Setelah berembuk mencari siasat akhirnya sebagian dari mereka masuk ke studio siaran, sisanya lagi mencari tahu apa yang terjadi. Jangan heran jika fans di negara itu sangat protektif. Apapun akan mereka lakukan demi sang idola, bahkan pun mereka rela menghabiskan uang sakunya hanya untuk membeli beberapa album idola, semua itu untuk siapa.
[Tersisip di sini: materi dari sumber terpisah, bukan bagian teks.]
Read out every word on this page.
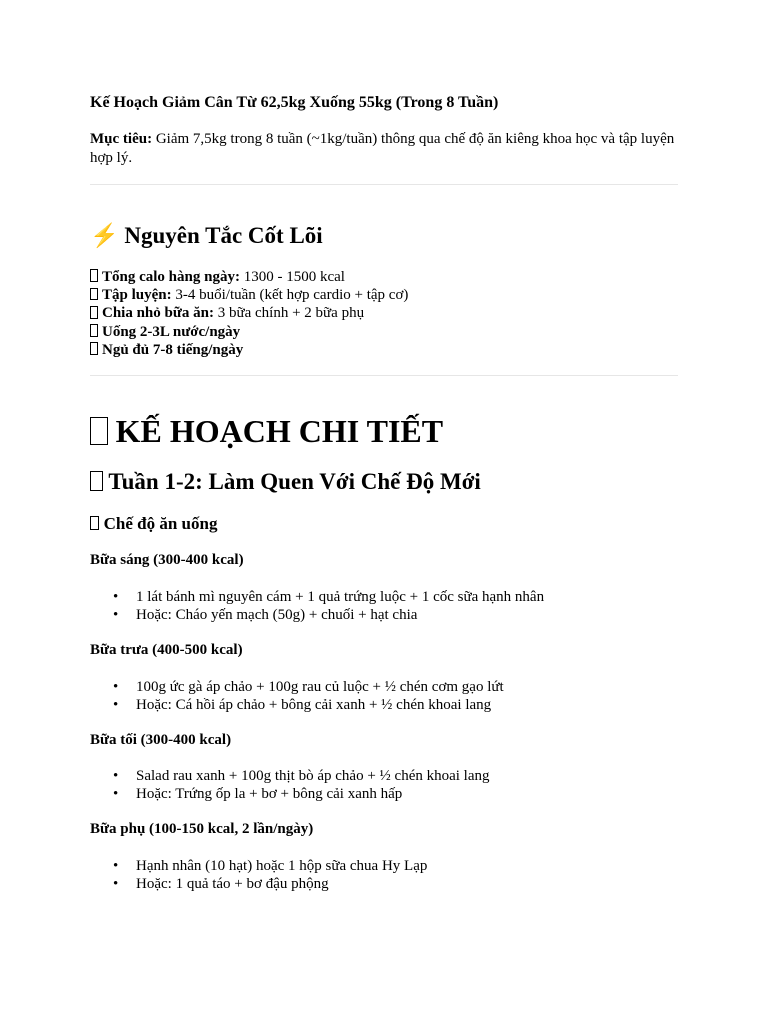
Kế Hoạch Giảm Cân Từ 62,5kg Xuống 55kg (Trong 8 Tuần)
Mục tiêu: Giảm 7,5kg trong 8 tuần (~1kg/tuần) thông qua chế độ ăn kiêng khoa học và tập luyện hợp lý.
⚡ Nguyên Tắc Cốt Lõi
Tổng calo hàng ngày: 1300 - 1500 kcal
Tập luyện: 3-4 buổi/tuần (kết hợp cardio + tập cơ)
Chia nhỏ bữa ăn: 3 bữa chính + 2 bữa phụ
Uống 2-3L nước/ngày
Ngủ đủ 7-8 tiếng/ngày
KẾ HOẠCH CHI TIẾT
Tuần 1-2: Làm Quen Với Chế Độ Mới
Chế độ ăn uống
Bữa sáng (300-400 kcal)
• 1 lát bánh mì nguyên cám + 1 quả trứng luộc + 1 cốc sữa hạnh nhân
• Hoặc: Cháo yến mạch (50g) + chuối + hạt chia
Bữa trưa (400-500 kcal)
• 100g ức gà áp chảo + 100g rau củ luộc + ½ chén cơm gạo lứt
• Hoặc: Cá hồi áp chảo + bông cải xanh + ½ chén khoai lang
Bữa tối (300-400 kcal)
• Salad rau xanh + 100g thịt bò áp chảo + ½ chén khoai lang
• Hoặc: Trứng ốp la + bơ + bông cải xanh hấp
Bữa phụ (100-150 kcal, 2 lần/ngày)
• Hạnh nhân (10 hạt) hoặc 1 hộp sữa chua Hy Lạp
• Hoặc: 1 quả táo + bơ đậu phộng
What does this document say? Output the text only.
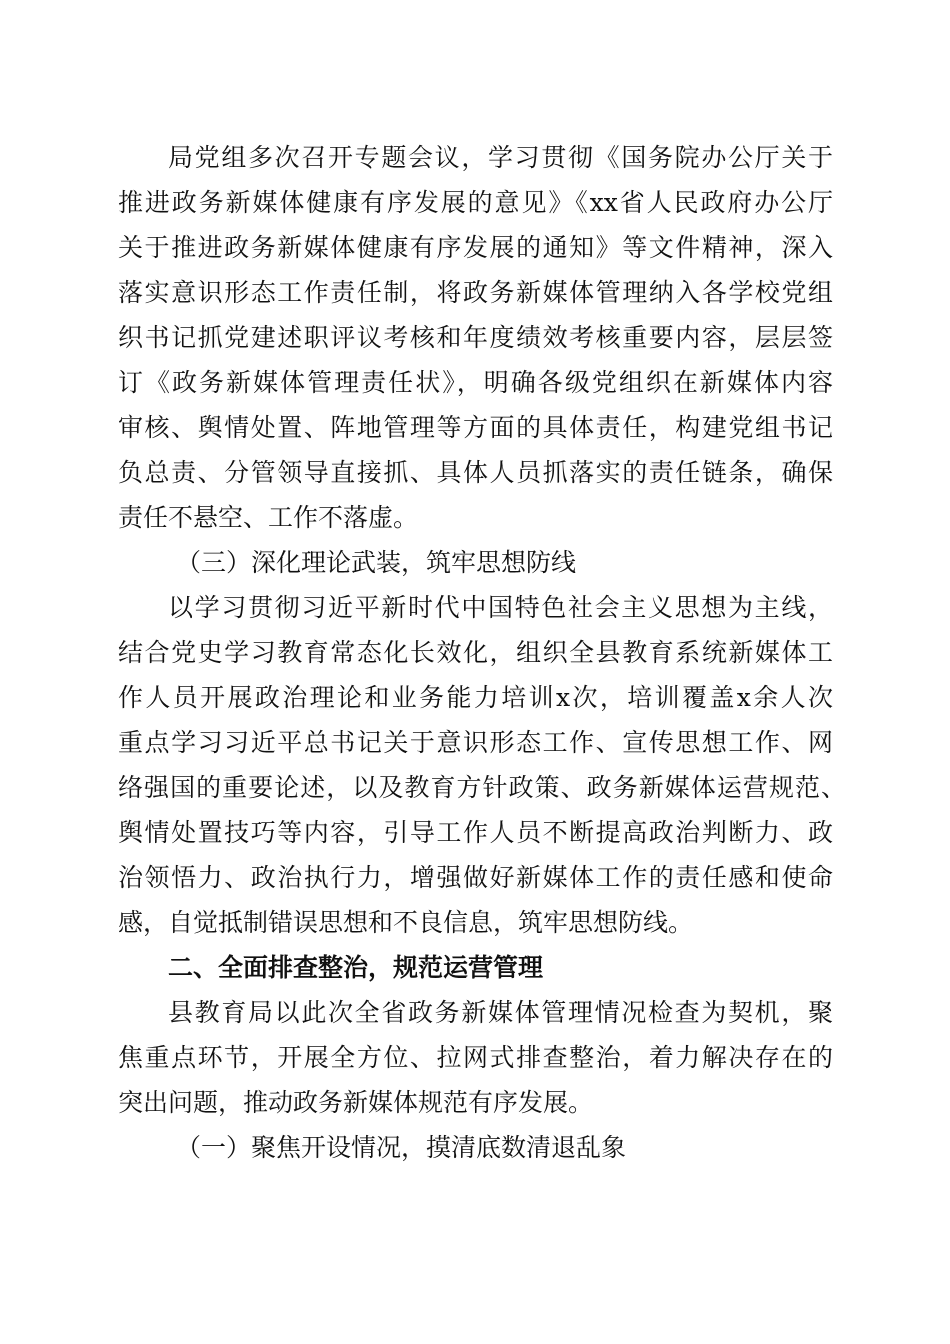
局党组多次召开专题会议，学习贯彻《国务院办公厅关于
推进政务新媒体健康有序发展的意见》《xx省人民政府办公厅
关于推进政务新媒体健康有序发展的通知》等文件精神，深入
落实意识形态工作责任制，将政务新媒体管理纳入各学校党组
织书记抓党建述职评议考核和年度绩效考核重要内容，层层签
订《政务新媒体管理责任状》，明确各级党组织在新媒体内容
审核、舆情处置、阵地管理等方面的具体责任，构建党组书记
负总责、分管领导直接抓、具体人员抓落实的责任链条，确保
责任不悬空、工作不落虚。
（三）深化理论武装，筑牢思想防线
以学习贯彻习近平新时代中国特色社会主义思想为主线，
结合党史学习教育常态化长效化，组织全县教育系统新媒体工
作人员开展政治理论和业务能力培训x次，培训覆盖x余人次
重点学习习近平总书记关于意识形态工作、宣传思想工作、网
络强国的重要论述，以及教育方针政策、政务新媒体运营规范、
舆情处置技巧等内容，引导工作人员不断提高政治判断力、政
治领悟力、政治执行力，增强做好新媒体工作的责任感和使命
感，自觉抵制错误思想和不良信息，筑牢思想防线。
二、全面排查整治，规范运营管理
县教育局以此次全省政务新媒体管理情况检查为契机，聚
焦重点环节，开展全方位、拉网式排查整治，着力解决存在的
突出问题，推动政务新媒体规范有序发展。
（一）聚焦开设情况，摸清底数清退乱象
Setelah menimang-nimang, akhirnya Sohyun mengambil keputusan. “Aku akan ikut ke studio.” Lalu mereka berdua berjalan beriringan menuju lokasi siaran.
.
Beberapa grup telah menunjukkan penampilannya diantaranya Router Mario –grup yang baru memulai debutnya satu bulan yang lalu menyanyikan lagu mereka ‘There’s No Different’, grup wanita Aloha yang menyanyikan lagu baru mereka yang berjudul ‘Aloha’ juga, lalu disusul penampilan duo legendaries Beat The Vol yang menyanyikan lagu ‘The Rapper’ lagu paling diminati beberapa minggu ini, setelah itu disusul beberapa nama terkenal lainnya. Hampir penghujung acara Apple Head tak memperlihatkan batang hidungnya. Di barisan paling depan, segerombolan gadis-gadis dengan seragam sekolah yang masih melekat merasa khawatir. Memang idola mereka akhir-akhir ini tengah naik daun karena comeback mereka, sehingga mereka harus rela menunggu hingga show hampir habis untuk meunggu idolanya tampil. Tetapi kali ini tersisa hanya dua penampilan lagi, satu diantaranya adalah grup senior ‘BORN’ yang akan tampil, penampil selanjutnya masih dirahasiakan.
Apa itu Apple Head?
Mungkin bukan
Atau mungkin iya
Akhirnya yang ditunggupun datang. Apple Head memasuki panggung dengan sedikit terburu-buru. Mereka menempati posisi masing-masing. Baekhyun dan Junmyeon disisi kiri, Luhan serta Sehun disisi kanan, serta Jongin berada di tengah. Tunggu. Bukan, Sehun lah yang ada di tengah. Eh? Apa maksudmu? Itu bukan posisinya dan sekarang Jongin belum ada di posisinya. “Jadi dia tidak datang?” bisik Soyeon ditelinga Sohyun, ia menurunkan banner nya dengan sedikit kecewa. Setelah lampu benar-benar dipadamkan, dengungan-dengungan yang berasal dari deretan Sohyun semakin memuncak. Yang mereka debatkan sama, dimana Jongin berada?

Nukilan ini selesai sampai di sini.